Fast inspection: turbine blades are inspected at different stages in the prototyping and production process: after concluding molding and specific machining and finishing steps.
Fast CT reconstruction: in a production environment, it is important to quickly obtain inspection results.
Larger specimens: turbine blades are somewhat larger in size and require an inspection cabinet that offers sufficiently space.
Traditionally, turbine blades or film radiography are verified through touch sensors based CMM inspection. However, blade manufacturers increasingly use laser scanning to verify the shape of the aerodynamic blade surface and the dimensions of milled planes and flanges, drilled holes and alignment notches. to gain full insight in internal structure, wall thickness and cooling holes the latest technology is to use X-ray and CT inspection.
Compared to traditional tactile inspection, LC and XC laser scanners capture much more point data in a shorter time frame, and embed measurement and analysis in an automatic digital inspection process. At the same time, non-contact measurement requires little or no blade pre-alignment, and eliminates probe compensation when scanning freeform blade surfaces. By capturing thousands of inspection points per second, Focus software is able to apply far more accurate line fitting to determine the positions of notch edges and verify the angles between notches. Laser scanning and Focus point cloud processing software are the cornerstones of a much faster and operator-independent digital inspection process.

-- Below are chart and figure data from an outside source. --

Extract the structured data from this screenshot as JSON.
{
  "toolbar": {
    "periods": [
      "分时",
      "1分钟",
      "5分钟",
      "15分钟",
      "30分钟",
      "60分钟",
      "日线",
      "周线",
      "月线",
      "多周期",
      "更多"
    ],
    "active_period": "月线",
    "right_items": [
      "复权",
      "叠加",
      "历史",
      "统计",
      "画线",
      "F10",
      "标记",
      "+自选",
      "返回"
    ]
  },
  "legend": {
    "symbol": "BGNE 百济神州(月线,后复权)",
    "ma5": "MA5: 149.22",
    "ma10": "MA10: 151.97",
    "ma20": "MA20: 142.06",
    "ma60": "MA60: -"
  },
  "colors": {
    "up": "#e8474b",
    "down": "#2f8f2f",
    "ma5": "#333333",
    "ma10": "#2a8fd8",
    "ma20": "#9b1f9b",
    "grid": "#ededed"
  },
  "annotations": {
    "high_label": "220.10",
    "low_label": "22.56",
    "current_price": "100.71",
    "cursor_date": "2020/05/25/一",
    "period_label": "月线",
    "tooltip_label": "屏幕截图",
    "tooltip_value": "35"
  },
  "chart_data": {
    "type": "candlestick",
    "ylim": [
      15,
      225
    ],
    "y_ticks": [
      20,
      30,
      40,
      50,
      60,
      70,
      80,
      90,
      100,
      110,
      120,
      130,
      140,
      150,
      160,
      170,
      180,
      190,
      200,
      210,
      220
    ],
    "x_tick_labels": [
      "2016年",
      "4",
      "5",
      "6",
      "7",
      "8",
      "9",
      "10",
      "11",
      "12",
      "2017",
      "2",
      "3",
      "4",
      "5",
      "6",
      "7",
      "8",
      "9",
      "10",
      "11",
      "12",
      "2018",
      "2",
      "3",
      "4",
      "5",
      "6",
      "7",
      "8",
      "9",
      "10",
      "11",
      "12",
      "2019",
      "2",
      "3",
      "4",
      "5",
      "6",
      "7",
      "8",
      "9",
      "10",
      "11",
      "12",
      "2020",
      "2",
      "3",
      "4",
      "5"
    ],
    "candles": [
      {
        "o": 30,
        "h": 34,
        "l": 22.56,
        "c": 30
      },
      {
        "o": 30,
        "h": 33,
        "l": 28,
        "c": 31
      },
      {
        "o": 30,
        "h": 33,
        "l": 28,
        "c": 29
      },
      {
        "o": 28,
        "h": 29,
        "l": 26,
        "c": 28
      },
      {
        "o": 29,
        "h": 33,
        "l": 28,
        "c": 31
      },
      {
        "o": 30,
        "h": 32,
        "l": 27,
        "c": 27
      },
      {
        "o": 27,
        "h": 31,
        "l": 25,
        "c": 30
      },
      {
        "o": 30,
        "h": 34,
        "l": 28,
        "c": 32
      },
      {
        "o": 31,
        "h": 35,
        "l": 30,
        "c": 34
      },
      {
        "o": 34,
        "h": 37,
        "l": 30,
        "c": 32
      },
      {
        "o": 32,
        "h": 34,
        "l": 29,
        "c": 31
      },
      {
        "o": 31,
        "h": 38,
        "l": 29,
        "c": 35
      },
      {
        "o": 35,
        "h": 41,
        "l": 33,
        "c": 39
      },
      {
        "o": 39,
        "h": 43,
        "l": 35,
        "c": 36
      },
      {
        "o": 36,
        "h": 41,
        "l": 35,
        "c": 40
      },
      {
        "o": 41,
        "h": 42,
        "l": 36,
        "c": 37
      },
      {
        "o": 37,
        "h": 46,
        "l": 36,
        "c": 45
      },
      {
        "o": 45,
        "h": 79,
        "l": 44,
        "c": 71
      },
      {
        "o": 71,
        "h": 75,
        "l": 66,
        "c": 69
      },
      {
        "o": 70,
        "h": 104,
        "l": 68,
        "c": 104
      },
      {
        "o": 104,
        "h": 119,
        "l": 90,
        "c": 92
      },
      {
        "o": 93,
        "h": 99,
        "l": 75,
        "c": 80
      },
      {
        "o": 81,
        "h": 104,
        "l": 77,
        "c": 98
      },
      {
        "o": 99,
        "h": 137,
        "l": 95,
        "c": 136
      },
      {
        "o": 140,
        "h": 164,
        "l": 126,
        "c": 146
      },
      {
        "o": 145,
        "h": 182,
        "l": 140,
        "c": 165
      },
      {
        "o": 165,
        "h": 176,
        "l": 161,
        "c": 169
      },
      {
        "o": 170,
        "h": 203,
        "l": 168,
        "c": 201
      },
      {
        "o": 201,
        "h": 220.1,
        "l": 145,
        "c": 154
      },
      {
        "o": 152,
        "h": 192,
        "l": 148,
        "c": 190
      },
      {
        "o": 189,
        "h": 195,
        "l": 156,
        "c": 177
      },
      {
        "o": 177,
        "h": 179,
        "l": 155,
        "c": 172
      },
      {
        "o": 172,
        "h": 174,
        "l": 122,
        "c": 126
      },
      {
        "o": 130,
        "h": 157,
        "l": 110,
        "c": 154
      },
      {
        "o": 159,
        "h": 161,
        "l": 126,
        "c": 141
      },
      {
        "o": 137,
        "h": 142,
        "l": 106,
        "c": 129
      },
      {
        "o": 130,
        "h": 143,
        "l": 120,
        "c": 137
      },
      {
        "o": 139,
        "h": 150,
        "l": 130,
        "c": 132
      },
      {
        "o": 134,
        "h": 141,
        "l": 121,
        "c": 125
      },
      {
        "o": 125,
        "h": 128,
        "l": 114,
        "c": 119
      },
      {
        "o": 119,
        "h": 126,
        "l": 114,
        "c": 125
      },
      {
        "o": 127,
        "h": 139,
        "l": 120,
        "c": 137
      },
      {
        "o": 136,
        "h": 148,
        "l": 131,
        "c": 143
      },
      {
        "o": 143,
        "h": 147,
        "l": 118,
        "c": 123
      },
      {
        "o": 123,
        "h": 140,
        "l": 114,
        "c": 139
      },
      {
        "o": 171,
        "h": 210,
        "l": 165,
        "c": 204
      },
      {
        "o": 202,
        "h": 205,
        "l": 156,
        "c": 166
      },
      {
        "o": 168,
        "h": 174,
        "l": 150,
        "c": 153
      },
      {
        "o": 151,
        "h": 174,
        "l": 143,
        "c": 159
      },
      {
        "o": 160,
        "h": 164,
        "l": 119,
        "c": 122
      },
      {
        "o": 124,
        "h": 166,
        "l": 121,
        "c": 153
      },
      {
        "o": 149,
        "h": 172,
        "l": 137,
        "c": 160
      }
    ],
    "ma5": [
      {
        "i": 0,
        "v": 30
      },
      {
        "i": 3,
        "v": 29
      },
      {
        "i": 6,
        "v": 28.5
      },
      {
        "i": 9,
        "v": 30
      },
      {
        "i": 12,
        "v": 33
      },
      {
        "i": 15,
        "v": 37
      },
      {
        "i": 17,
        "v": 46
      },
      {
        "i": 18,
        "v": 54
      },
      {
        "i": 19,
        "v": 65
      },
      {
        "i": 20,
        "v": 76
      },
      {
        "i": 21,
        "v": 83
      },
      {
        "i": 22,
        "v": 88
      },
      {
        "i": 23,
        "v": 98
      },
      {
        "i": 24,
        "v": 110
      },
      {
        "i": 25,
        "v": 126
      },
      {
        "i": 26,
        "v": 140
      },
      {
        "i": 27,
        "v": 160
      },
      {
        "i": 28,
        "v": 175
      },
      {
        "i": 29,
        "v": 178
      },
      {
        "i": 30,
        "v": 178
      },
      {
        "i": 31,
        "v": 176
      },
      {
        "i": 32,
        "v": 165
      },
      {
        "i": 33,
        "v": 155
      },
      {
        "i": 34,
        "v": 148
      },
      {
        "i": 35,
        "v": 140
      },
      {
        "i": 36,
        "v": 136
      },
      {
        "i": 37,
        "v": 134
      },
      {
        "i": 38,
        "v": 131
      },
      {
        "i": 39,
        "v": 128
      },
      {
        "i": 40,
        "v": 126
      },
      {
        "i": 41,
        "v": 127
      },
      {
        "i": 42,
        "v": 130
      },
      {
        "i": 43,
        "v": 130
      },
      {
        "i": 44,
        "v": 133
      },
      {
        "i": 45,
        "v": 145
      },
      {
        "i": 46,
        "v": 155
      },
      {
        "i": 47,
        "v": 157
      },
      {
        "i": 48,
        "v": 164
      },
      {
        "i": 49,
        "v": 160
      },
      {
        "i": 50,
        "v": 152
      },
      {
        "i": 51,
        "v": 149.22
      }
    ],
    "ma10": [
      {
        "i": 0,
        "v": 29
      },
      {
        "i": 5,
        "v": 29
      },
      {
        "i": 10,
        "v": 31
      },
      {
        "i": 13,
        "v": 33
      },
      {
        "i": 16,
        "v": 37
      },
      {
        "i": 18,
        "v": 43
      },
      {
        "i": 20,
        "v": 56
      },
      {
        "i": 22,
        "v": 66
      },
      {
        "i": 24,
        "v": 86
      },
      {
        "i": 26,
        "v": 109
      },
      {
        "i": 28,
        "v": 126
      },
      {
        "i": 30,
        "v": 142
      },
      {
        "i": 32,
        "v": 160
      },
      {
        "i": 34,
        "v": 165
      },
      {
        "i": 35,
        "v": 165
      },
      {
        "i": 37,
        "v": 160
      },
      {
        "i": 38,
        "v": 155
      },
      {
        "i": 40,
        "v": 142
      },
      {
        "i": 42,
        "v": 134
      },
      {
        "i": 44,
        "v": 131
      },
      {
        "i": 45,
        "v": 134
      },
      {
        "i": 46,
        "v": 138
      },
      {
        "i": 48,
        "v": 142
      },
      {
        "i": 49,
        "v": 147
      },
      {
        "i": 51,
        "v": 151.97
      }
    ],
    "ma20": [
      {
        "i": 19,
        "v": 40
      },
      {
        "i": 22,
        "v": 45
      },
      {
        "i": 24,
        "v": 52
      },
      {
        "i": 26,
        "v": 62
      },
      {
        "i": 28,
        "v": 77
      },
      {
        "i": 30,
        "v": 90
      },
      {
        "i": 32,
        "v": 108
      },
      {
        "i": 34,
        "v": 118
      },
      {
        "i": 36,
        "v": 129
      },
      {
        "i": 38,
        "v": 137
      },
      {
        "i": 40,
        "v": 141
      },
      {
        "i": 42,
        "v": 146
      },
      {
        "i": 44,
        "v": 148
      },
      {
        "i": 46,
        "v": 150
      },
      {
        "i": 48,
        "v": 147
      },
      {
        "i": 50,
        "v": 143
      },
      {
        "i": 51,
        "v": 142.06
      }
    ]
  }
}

Innovative X-ray systems up to 450kV set a new reference for turbine blade measurement and NDT of small to medium castings. At the core of this powerful equipment is a 450kV micro-focus source, providing superior resolution and accuracy available with a flat panel or Curved Linear Diode Array (CLDA) detector The CLDA detector optimizes the collection of X-ray images by eliminating the scatter phenomena that typically influence 2D radiographs of blades and other metal parts. It is a flexible system that deals with small to large metal parts such as blades, castings etc.
Application 1 : Detailed analysis of the internal structure of turbine blades
Besides inspecting the aerofoil surface of the blades, it is important to verify the internal structure of the blades. Industrial micro-CT traces inclusions, cracks and other material imperfections before committing to multiple machining process steps. Accurate blade profile images highlight the precise thickness of internal walls at any location along these walls.
Application 2 : Automated pass/fail inspection of blades
The entire inspection procedure can be defined and automated up-front. As a result, a series of turbine blades can be inspected automatically, granting a pass or fail label to each inspected blade.